Tuesday 17 July 2018

Tim Horton goes to China

A double-double here today, featuring in two of my least-favourite things about Canada: the business coverage of the Toronto Star, and the ubiquitous Tim Horton's "coffee" chain.

A few posts ago I mentioned that the Star had outsourced most of its business coverage to the Wall Street Journal.  Mostly that's been a huge improvement, but some of the old hacks have stayed on, including hapless business columnist David Olive.  His contributions are usually backgrounders on Canadian policy issues, obviously not a strength of the WSJ, or snide criticisms of companies he's taken a dislike to.  Bombardier is a frequent target (Olive wants it broken up), and so is Restaurant Brands International (RBI), the Brazil-based owner of a large number of restaurant chains, including Tim Horton's.

As Olive reports in this column, Timmies is about to undertake a big expansion into China, with plans to open 1500 stores there over the next decade.  Bad idea, says Olive, making the extraordinary suggestion that

It’s likely that RBI, all starry-eyed about high-spending Chinese millennials, isn’t aware that about 400 million Chinese still live in poverty.

I highly doubt if he's right about RBI's lack of due diligence, but even if he is, doesn't that leave well over a billion Chinese who can afford a daily cup of Tim's brown sludge?

Olive thinks that RBI is looking for a big hit in a new market because its business in Canada is stagnating.  He notes that Tim's same-store sales in Canada fell 0.1 percent last year, which he describes as "a five-alarm fire in retailing".  The same-store sales comparison is widely used in retailing but poorly understood outside the industry, and evidently we can count David Olive among those who don't get it.

Tim's continues to open so many stores in Canada that it's inevitable that newly-opened outlets will cannibalize existing ones to some degree.  My own little town is about to get its third Tim's, to serve a resident population of about 17,000, many of whom flee to Florida in the peak coffee-drinking months from December to March.  If you keep opening stores at the rate Tim's does, holding the same-store loss as low as 0.1 percent is a good showing. 

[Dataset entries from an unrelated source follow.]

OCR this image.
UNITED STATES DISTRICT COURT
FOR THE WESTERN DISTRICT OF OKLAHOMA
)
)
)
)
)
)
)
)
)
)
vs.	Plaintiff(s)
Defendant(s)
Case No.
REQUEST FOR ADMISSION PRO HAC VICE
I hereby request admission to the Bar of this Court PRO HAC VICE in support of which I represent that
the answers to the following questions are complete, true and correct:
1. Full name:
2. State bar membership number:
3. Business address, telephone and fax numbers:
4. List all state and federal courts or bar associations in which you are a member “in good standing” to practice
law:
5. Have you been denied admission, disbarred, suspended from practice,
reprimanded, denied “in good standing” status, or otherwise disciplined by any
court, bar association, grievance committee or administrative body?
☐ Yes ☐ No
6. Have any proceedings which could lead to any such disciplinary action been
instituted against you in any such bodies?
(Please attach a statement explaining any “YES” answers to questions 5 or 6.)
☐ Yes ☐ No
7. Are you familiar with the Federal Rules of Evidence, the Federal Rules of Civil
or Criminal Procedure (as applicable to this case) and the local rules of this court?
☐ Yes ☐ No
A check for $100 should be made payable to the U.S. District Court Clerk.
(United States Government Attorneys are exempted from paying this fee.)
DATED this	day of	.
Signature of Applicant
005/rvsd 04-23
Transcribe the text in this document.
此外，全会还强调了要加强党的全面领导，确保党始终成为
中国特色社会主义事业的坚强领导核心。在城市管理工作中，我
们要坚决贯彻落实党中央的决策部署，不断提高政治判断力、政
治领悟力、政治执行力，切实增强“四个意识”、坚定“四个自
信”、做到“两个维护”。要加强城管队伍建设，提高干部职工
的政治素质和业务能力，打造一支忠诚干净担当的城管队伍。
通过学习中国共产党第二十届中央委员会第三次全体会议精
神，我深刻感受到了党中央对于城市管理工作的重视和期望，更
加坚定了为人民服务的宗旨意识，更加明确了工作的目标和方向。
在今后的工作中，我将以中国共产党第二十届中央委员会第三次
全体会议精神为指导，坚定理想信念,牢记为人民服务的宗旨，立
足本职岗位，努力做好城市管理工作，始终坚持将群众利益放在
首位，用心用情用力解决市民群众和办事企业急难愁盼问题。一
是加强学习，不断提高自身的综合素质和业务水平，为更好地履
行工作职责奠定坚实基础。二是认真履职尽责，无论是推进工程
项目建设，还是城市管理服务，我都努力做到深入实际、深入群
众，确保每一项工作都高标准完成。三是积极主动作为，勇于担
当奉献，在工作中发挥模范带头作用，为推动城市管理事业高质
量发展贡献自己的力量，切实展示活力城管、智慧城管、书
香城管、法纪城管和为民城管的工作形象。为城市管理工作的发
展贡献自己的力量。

Something else I know from our little town is that we are seeing an enormous number of tourists from China here these days.  Tim Horton's won't be showing up there as an unknown quantity.  What may work against it, however, is that Tim's is very much at the low end of the market in terms of prestige, something which Chinese consumers, those "high-spending millennials", take very seriously.  At the risk of throwing in one too many local references, our wineries here in Niagara consistently report that the biggest-selling item for Asian clients is icewine, which is far more expensive than the regular wines and hence seen as prestigious.

I'm betting that RBI has done its homework before committing to the Chinese market.  It will take some time before success or otherwise can be determined, but I'm betting that if things work out well, we won't hear much about it from David Olive.